KABARBALI.ID, KLUNGKUNG – Kasus dugaan tindak pidana korupsi di lingkungan pendidikan kembali mencoreng citra dunia sekolah. Kali ini, Kepala Sekolah SMK Negeri 1 Klungkung, I Wayan Siarsana (IWS), resmi ditetapkan sebagai tersangka dan ditahan oleh Kejaksaan Negeri Klungkung, Rabu (30/4/2025). Dari hasil penyidikan, Kejaksaan telah menyita barang bukti berupa uang sebesar Rp182.558.145, bagian dari dugaan kerugian negara mencapai Rp1.174.149.923,81.
Kepala Kejaksaan Negeri Klungkung, Lapatawe B. Hamka, menjelaskan bahwa sejak tahun 2023 kasus ini telah ditelusuri oleh tim penyidik tindak pidana khusus. Berdasarkan audit resmi BPKP Provinsi Bali yang tertuang dalam Laporan Nomor: PE.03.03/SR/LHP-82/PW22/5/2025 tanggal 20 Februari 2025, ditemukan indikasi kuat penyimpangan anggaran antara tahun 2020 hingga 2022.
“Kami telah mengamankan barang bukti uang sebesar Rp182 juta lebih, hasil dari pengelolaan dana komite dan PIP yang dilakukan tanpa prosedur resmi dan pertanggungjawaban,” ujar Kajari Hamka.
Dana tersebut didapatkan dari berbagai sumber, termasuk sisa dana Komite tahun ajaran 2021/2022 sebesar Rp349 juta yang dipindahkan secara tidak sah ke rekening pribadi atas nama tersangka, atas perintah kepada bendahara komite. Dana ini kemudian digunakan untuk pembiayaan sekolah yang tidak disertai dengan dokumen pertanggungjawaban (SPJ), dan tanpa keputusan rapat Komite.
“Sisa dana sebesar Rp51 juta sempat dikembalikan ke rekening sekolah, tetapi tetap tanpa mekanisme resmi. Seluruh aliran dana tersebut kini kami amankan sebagai barang bukti,” tambahnya.

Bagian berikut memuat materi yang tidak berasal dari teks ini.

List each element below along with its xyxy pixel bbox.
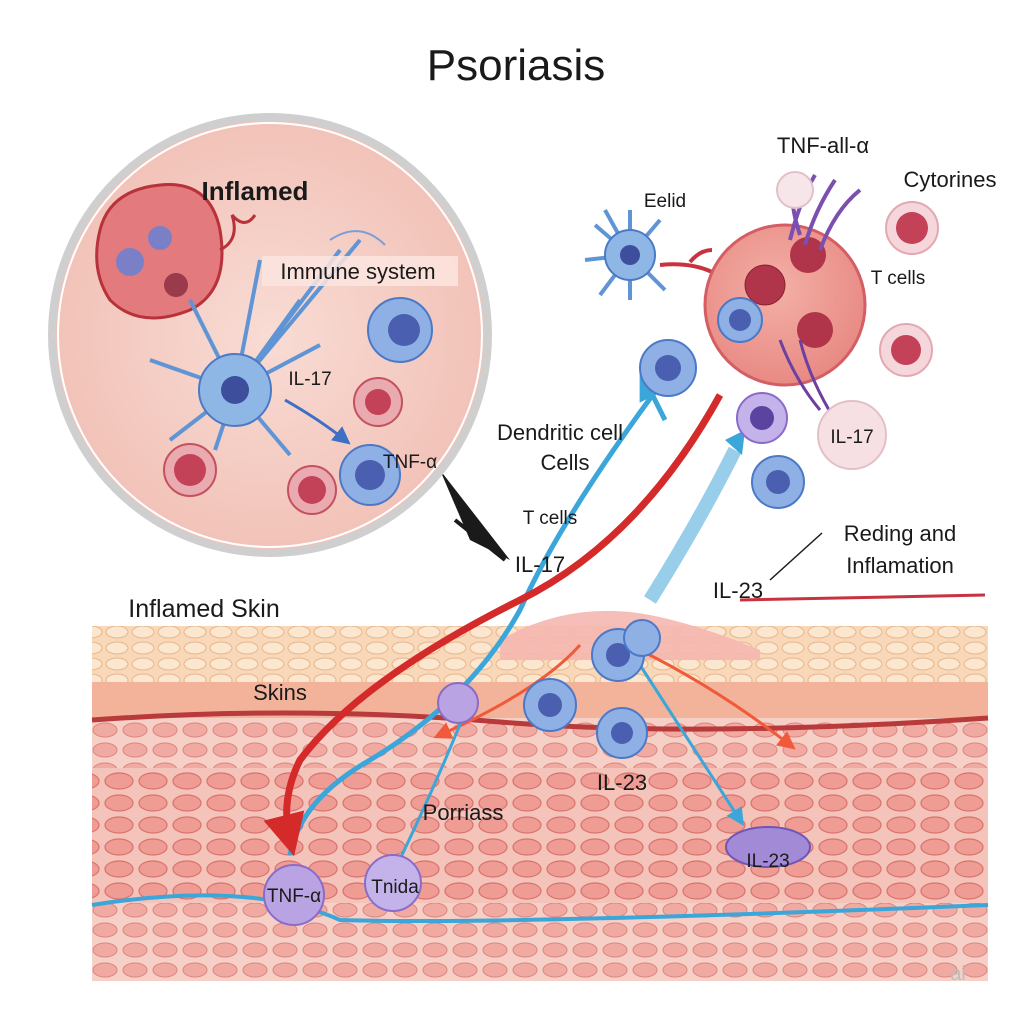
cell-nucleus	[611, 722, 633, 744]
cytokine-bubble	[776, 171, 814, 209]
cell-nucleus	[729, 309, 751, 331]
cell-nucleus	[744, 264, 786, 306]
purple-cell	[437, 682, 479, 724]
dendritic-label-line1: Dendritic cell	[497, 420, 623, 445]
blood-vessel	[91, 710, 989, 732]
skin-lower-dermis	[92, 903, 988, 981]
trida-cell	[364, 854, 422, 912]
inset-heading: Inflamed	[202, 176, 309, 206]
immune-label-bg	[262, 256, 458, 286]
cell-nucleus	[750, 406, 774, 430]
blue-arrow-down	[638, 664, 744, 827]
cell-nucleus	[164, 273, 188, 297]
cell-nucleus	[355, 460, 385, 490]
inflamed-red-cell	[95, 183, 224, 320]
lymph-vessel	[91, 893, 989, 923]
inflamed-skin-heading: Inflamed Skin	[128, 595, 279, 623]
inset-pointer-shadow	[440, 470, 510, 560]
eelid-link	[659, 248, 713, 274]
inset-rim	[57, 122, 483, 548]
cell-nucleus	[797, 312, 833, 348]
watermark: ai	[950, 963, 966, 985]
cell-nucleus	[174, 454, 206, 486]
faint-dendrite	[329, 230, 386, 246]
diagram-title: Psoriasis	[427, 41, 606, 90]
right-il17-label: IL-17	[830, 427, 873, 448]
orange-arrow-left	[433, 644, 582, 739]
cell-nucleus	[365, 389, 391, 415]
il23-cell-label: IL-23	[746, 851, 789, 872]
cell-nucleus	[655, 355, 681, 381]
dendritic-label-line2: Cells	[541, 450, 590, 475]
cell-nucleus	[891, 335, 921, 365]
red-cell-projection	[219, 213, 257, 252]
pale-cell	[817, 400, 887, 470]
pale-blue-arrow-head	[725, 430, 745, 455]
inset-pointer	[453, 518, 507, 562]
skin-cross-section	[91, 593, 989, 981]
cell-nucleus	[606, 643, 630, 667]
inset-il17-label: IL-17	[288, 369, 331, 390]
tnf-all-label: TNF-all-α	[777, 133, 869, 158]
eelid-label: Eelid	[644, 191, 686, 212]
right-tcells-label: T cells	[871, 268, 926, 289]
middle-il17-label: IL-17	[515, 552, 565, 577]
middle-il23-label: IL-23	[713, 578, 763, 603]
eelid-nucleus	[620, 245, 640, 265]
inset-magnifier	[48, 113, 492, 557]
dendritic-nucleus	[221, 376, 249, 404]
skin-cells	[263, 619, 811, 926]
immune-system-label: Immune system	[280, 259, 435, 284]
il23-cell	[725, 826, 811, 868]
blue-migration-path	[287, 383, 663, 856]
reding-label-line1: Reding and	[844, 521, 957, 546]
reding-pointer	[769, 532, 823, 581]
inset-tnf-label: TNF-α	[383, 452, 437, 473]
eelid-cell	[584, 209, 713, 300]
middle-tcells-label: T cells	[523, 508, 578, 529]
pale-blue-arrow-shaft	[644, 446, 742, 604]
cell-nucleus	[790, 237, 826, 273]
cytokines-label: Cytorines	[904, 167, 997, 192]
right-cluster	[584, 171, 939, 509]
cell-nucleus	[148, 226, 172, 250]
orange-arrow-right	[639, 648, 796, 750]
cell-nucleus	[766, 470, 790, 494]
cell-nucleus	[388, 314, 420, 346]
skin-il23-label: IL-23	[597, 770, 647, 795]
inset-arrow	[284, 398, 351, 445]
tnf-cell-label: TNF-α	[267, 886, 321, 907]
surface-red-line	[739, 593, 986, 602]
psoriasis-skin-label: Porriass	[423, 800, 504, 825]
red-migration-arrow	[263, 393, 724, 857]
cell-nucleus	[896, 212, 928, 244]
reding-label-line2: Inflamation	[846, 553, 954, 578]
cell-nucleus	[298, 476, 326, 504]
cell-nucleus	[116, 248, 144, 276]
tnf-cell	[263, 864, 325, 926]
cell-nucleus	[538, 693, 562, 717]
skin-dermis	[92, 768, 988, 903]
dendritic-cell	[149, 238, 362, 457]
blue-t-cell	[623, 619, 661, 657]
inflamed-cell	[703, 223, 867, 387]
skins-label: Skins	[253, 680, 307, 705]
trida-cell-label: Tnida	[371, 877, 419, 898]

Selain dana komite, tersangka juga menyalahgunakan dana Program Indonesia Pintar (PIP) yang semestinya langsung diterima siswa. Dengan meminta para siswa menandatangani surat kuasa kolektif, dana PIP kemudian digunakan untuk membayar SPP dan ditampung di rekening khusus yang dikelola tersangka.
Pemerintah Provinsi Bali sempat menginstruksikan agar dana tersebut disatukan dalam satu rekening giro. Namun tersangka justru mentransfer dana tersisa sebesar Rp116 juta ke rekening Komite, sehingga total dana yang tidak bertuan mencapai Rp130.965.000.
“Dana tersebut akhirnya mengendap tanpa kejelasan hingga kami tetapkan sebagai barang bukti. Jika digabungkan dengan dana lain, total yang berhasil disita mencapai Rp182 juta lebih,” jelas Kajari.
Tersangka juga diduga menggunakan sisa dana bantuan pusat sebesar Rp50 juta untuk renovasi ruang kepala sekolah dan pembangunan pos jaga di luar area sekolah. Rencana Anggaran Biaya (RAB) seluruh kegiatan fisik itu disusun sendiri tanpa pelibatan pihak sekolah atau komite.
Selain itu, tersangka menahan ijazah 293 siswa yang belum melunasi SPP. Padahal, hal itu bertentangan dengan Permendikbud No. 75 Tahun 2016, yang menjamin hak siswa menerima ijazah tanpa diskriminasi ekonomi. Saat ini, ijazah tersebut telah dikembalikan.
Tersangka IWS ditahan selama 20 hari, mulai 30 April hingga 19 Mei 2025, atas pertimbangan risiko melarikan diri, menghilangkan barang bukti, atau mengulangi perbuatannya.
Ia dijerat dengan pasal-pasal berat dalam Undang-Undang Tindak Pidana Korupsi, antara lain:
Ancaman pidana atas perbuatan tersebut adalah minimal 4 tahun dan maksimal 20 tahun penjara.
“Perkara ini merupakan bagian dari komitmen kami menegakkan hukum, terutama terhadap tindak pidana korupsi di sektor pendidikan yang merugikan masa depan siswa,” tegas Kajari Hamka. (Sta/Kab).